Just call TemplateMiner.add_log_message()
on each log line to get the template.
https://github.com/IBM/Drain3/blob/ac71a48dc08ee6eef08961aedd2e9db7ee09aa8a/drain3/template_miner.py#L114
The masking capability is still there, you should define the regex masks in the config object/file for TemplateMiner.
How can I get the masked content from each log?
result = template_miner.add_log_message('Invalid user test9 from 52.80.34.196')
result
{'change_type': 'none', 'cluster_id': 2, 'cluster_size': 14552, 'template_mined': 'Invalid user <*> from ', 'cluster_count': 49}
add_log_message only return template, how can I get <*>: test9 and : 52.80.34.196 ? Is there any builtin function for that?
How can I get the masked content from each log?

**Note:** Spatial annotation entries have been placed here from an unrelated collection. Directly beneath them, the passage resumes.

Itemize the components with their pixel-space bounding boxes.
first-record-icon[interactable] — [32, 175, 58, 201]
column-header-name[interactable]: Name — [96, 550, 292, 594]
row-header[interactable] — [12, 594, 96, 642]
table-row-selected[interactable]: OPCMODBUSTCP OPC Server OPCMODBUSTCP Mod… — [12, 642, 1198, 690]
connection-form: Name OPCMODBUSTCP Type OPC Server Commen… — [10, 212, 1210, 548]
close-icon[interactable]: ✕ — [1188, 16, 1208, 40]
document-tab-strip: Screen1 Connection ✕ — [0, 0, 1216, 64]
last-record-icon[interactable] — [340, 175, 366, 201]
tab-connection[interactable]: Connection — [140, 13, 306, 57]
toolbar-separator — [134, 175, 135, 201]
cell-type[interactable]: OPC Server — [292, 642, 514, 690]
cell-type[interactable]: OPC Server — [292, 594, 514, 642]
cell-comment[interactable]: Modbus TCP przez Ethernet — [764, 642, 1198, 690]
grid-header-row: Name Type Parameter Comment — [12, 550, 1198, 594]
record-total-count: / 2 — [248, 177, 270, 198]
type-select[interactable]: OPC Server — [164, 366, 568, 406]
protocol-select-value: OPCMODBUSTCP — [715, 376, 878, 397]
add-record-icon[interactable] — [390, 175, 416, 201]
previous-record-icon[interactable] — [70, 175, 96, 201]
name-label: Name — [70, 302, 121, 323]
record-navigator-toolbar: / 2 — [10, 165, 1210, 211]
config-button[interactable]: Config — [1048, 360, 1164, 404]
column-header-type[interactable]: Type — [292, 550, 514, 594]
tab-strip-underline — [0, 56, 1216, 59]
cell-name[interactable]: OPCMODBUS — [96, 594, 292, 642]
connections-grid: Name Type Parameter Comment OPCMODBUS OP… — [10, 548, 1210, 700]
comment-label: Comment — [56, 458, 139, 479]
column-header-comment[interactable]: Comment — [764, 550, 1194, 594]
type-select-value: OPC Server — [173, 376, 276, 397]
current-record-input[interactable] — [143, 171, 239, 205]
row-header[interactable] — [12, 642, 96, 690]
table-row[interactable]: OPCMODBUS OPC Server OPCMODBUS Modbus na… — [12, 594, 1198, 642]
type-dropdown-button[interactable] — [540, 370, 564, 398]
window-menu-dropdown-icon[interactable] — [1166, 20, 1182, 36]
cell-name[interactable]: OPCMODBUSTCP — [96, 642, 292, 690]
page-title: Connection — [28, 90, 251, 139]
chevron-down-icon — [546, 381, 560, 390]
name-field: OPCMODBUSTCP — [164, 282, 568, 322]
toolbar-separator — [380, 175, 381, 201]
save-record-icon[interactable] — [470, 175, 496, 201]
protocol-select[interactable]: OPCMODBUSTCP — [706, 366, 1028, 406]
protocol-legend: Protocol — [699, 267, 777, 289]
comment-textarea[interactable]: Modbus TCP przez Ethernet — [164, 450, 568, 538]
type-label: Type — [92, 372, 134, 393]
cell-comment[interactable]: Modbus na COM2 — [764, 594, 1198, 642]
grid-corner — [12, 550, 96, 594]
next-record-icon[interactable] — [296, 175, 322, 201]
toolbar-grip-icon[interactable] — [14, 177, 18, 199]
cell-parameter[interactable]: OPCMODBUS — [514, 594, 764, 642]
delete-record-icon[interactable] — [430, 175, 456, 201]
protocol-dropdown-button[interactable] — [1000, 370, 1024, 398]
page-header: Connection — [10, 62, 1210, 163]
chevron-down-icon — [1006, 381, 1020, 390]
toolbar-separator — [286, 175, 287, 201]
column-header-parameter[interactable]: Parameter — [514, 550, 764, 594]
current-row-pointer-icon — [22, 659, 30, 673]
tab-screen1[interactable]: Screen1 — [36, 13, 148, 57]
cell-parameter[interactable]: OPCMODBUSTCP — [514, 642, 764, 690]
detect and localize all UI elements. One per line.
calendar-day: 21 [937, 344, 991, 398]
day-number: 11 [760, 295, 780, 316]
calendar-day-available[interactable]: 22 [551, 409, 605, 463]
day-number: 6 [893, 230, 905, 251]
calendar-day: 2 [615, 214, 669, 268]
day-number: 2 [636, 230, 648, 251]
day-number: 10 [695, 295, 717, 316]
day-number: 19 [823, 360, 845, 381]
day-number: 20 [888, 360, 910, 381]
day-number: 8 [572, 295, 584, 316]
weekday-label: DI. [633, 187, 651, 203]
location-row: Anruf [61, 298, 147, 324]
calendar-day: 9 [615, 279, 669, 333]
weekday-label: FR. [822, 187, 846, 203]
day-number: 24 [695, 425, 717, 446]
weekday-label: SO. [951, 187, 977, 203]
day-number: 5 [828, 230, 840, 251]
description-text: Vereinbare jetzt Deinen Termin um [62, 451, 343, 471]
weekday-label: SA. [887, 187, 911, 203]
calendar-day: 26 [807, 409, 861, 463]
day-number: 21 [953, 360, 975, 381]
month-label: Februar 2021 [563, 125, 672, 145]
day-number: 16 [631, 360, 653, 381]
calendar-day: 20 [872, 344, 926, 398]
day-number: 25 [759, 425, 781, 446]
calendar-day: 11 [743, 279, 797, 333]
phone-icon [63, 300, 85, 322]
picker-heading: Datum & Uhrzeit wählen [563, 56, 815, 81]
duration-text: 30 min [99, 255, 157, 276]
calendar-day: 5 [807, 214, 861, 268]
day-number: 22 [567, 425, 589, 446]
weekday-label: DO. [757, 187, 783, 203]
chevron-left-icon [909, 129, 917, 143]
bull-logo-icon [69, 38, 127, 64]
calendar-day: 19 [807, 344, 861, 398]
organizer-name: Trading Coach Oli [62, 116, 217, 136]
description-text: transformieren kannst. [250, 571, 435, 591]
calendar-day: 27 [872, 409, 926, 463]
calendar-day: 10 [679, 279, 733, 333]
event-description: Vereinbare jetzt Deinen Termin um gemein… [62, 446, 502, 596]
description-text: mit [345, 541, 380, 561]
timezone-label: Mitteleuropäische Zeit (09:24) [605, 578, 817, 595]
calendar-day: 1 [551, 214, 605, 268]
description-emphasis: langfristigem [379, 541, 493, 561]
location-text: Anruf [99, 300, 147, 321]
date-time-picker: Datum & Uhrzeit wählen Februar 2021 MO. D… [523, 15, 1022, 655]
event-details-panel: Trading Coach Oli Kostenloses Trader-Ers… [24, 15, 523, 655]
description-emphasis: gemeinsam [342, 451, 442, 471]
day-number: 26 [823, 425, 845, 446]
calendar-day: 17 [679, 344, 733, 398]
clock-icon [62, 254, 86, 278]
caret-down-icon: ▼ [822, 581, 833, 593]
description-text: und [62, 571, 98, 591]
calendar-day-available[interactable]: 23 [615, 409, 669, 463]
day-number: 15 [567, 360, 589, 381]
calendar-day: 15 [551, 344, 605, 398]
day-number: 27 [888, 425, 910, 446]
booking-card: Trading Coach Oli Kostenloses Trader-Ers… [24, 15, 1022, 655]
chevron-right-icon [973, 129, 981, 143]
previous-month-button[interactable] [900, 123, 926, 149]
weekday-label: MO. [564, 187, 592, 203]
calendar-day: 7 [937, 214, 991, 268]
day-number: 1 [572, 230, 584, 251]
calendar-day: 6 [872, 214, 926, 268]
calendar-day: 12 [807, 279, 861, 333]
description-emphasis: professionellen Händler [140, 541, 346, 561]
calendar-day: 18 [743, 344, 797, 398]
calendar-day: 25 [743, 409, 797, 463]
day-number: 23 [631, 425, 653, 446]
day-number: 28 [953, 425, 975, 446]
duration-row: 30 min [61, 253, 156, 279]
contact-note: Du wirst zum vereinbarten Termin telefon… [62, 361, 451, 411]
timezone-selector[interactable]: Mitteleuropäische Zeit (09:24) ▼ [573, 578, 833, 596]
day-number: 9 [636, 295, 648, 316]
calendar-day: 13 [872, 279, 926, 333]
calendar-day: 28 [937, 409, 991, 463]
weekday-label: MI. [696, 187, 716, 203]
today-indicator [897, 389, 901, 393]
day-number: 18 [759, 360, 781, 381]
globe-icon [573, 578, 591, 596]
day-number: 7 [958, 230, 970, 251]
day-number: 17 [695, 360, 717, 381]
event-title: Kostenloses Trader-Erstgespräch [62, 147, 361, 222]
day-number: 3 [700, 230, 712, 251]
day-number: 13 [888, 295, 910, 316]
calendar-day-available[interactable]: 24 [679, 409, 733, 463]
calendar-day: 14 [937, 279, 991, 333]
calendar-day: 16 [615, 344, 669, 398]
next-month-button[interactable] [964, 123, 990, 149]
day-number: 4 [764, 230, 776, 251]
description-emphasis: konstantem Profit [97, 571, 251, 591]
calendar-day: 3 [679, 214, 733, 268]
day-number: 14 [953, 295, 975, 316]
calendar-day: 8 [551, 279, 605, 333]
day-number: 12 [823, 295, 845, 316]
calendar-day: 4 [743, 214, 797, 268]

result = template_miner.add_log_message('Invalid user test9 from 52.80.34.196')
result
{'change_type': 'none', 'cluster_id': 2, 'cluster_size': 14552, 'template_mined': 'Invalid user <*> from ', 'cluster_count': 49}add_log_message only return template, how can I get <*>: test9 and : 52.80.34.196 ? Is there any builtin function for that?
I modified the get_parameter_list in logpai/logparser, and it works..
extra_delimiters = ["_"] # In drain3.ini
def get_parameter_list(template, content):
for deli in extra_delimiters:
content = re.sub(deli,' ',content)
template_regex = re.sub(r"<.{1,}?>", "<*>", template)
if "<*>" not in template_regex: return []
template_regex = re.sub(r'([^A-Za-z0-9])', r'\\\1', template_regex)
template_regex = re.sub(r'\\ +', r'\\s+', template_regex)
template_regex = "^" + template_regex.replace("\<\*\>", "(.*?)") + "$"
parameter_list = re.findall(template_regex, content)
parameter_list = parameter_list[0] if parameter_list else ()
parameter_list = list(parameter_list) if isinstance(parameter_list, tuple) else [parameter_list]
return parameter_list
@cwyalpha thanks for the code snippet. I will integrate this function soon.
One problem is when the log message contains <xxx>
but that's not a mask.
I am going to add a configurable mask prefix and suffix instead of using <> always. This can somehow help to deal with such a case, by overriding the mask wrapper with something more unique.